Dessa forma, caberá a tais polícias – e não às militares – a representação perante o Poder Judiciário por mandados de busca e apreensão, bem como a realização das buscas domiciliares, atividade típica de investigação criminal e voltada à garantia ou segurança da prova(2). Se assim não fosse, a busca domiciliar não estaria regulamentada no Código de Processo Penal, que a classifica como meio de prova(3)e que estabelece, a partir do art. 240, a forma de cumprimento dessa medida cautelar.
Com isso, como bem registra Pitombo, os mandados de busca e apreensão deverão ser cumpridos “pela polícia civil, órgão da administração direta com função de polícia judiciária, nos limites de sua atribuição”(4 ),cabendo à polícia militar, em vez de usurpar funções conferidas a outros órgãos policiais, repassar às polícias judiciárias eventuais informações que demonstrem fundadas suspeitas para buscas em residências.
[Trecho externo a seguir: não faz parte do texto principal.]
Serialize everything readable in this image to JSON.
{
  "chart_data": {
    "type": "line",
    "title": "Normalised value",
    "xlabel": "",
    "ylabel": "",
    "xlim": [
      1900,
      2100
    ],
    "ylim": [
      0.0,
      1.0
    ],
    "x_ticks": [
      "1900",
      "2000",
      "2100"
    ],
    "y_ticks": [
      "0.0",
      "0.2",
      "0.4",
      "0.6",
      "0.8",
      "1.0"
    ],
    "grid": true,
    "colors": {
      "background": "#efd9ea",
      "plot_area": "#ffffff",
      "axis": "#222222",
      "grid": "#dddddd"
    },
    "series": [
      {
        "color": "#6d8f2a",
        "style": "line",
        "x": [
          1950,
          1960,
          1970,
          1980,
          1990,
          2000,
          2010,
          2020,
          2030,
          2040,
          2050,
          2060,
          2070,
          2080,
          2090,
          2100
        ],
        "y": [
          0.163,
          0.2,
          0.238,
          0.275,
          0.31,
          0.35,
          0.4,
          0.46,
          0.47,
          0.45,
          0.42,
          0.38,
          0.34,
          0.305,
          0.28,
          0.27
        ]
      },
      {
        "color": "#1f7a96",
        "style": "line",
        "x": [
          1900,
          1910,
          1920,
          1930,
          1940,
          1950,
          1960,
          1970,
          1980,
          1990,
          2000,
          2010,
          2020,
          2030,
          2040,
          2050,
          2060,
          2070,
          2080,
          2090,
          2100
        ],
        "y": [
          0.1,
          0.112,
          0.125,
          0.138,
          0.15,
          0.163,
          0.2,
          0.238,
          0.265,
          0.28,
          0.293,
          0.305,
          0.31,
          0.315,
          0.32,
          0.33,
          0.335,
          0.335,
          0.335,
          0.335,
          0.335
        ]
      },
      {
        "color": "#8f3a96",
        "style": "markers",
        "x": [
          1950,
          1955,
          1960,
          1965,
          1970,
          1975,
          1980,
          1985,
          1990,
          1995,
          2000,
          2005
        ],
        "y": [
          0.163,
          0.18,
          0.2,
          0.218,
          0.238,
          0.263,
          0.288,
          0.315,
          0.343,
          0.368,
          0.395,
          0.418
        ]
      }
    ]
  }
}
Aliás, há até mesmo quem sustente que os policiais militares sequer poderiam realizar buscas pessoais, por também se tratar de uma medida cautelar penal que, em razão dessa característica, somente estaria afeta às polícias judiciárias(5).
À polícia militar, por outro lado, incumbe o importante papel de exercer as funções de policiamento ostensivo e de preservação da ordem pública (art. 144, § 5º, da CF), assim como a apuração de crimes militares, razão pela qual, a contrario sensu, não se deve conceder (e não se concede) às polícias judiciárias, nessas hipóteses, mandados de busca e apreensão(6).
Não se pode esquecer, igualmente, que a inviolabilidade do domicílio, direito fundamental assegurado no art. 5º, XI, do texto constitucional, é a regra. Assim, para que seja afastada essa garantia, deve-se observar o princípio constitucional do “devido processo legal” (art. 5º, LIV, da CF), que também se aplica na fase pré-processual(7). Em decorrência desse princípio, em razão dos dispositivos já citados, só as polícias judiciárias, no curso de investigações criminais formais(8), havendo fundadas razões e com autorização judicial, é que poderão proceder à inviolabilidade de domicílios em cumprimento a mandados de busca e apreensão. Os direitos fundamentais servem para limitar o poder estatal e os policiais, a exemplo dos demais servidores públicos, apenas poderão praticar atos autorizados pela lei, o que não ocorre quanto a buscas domiciliares, nas infrações penais comuns, com relação às polícias militares.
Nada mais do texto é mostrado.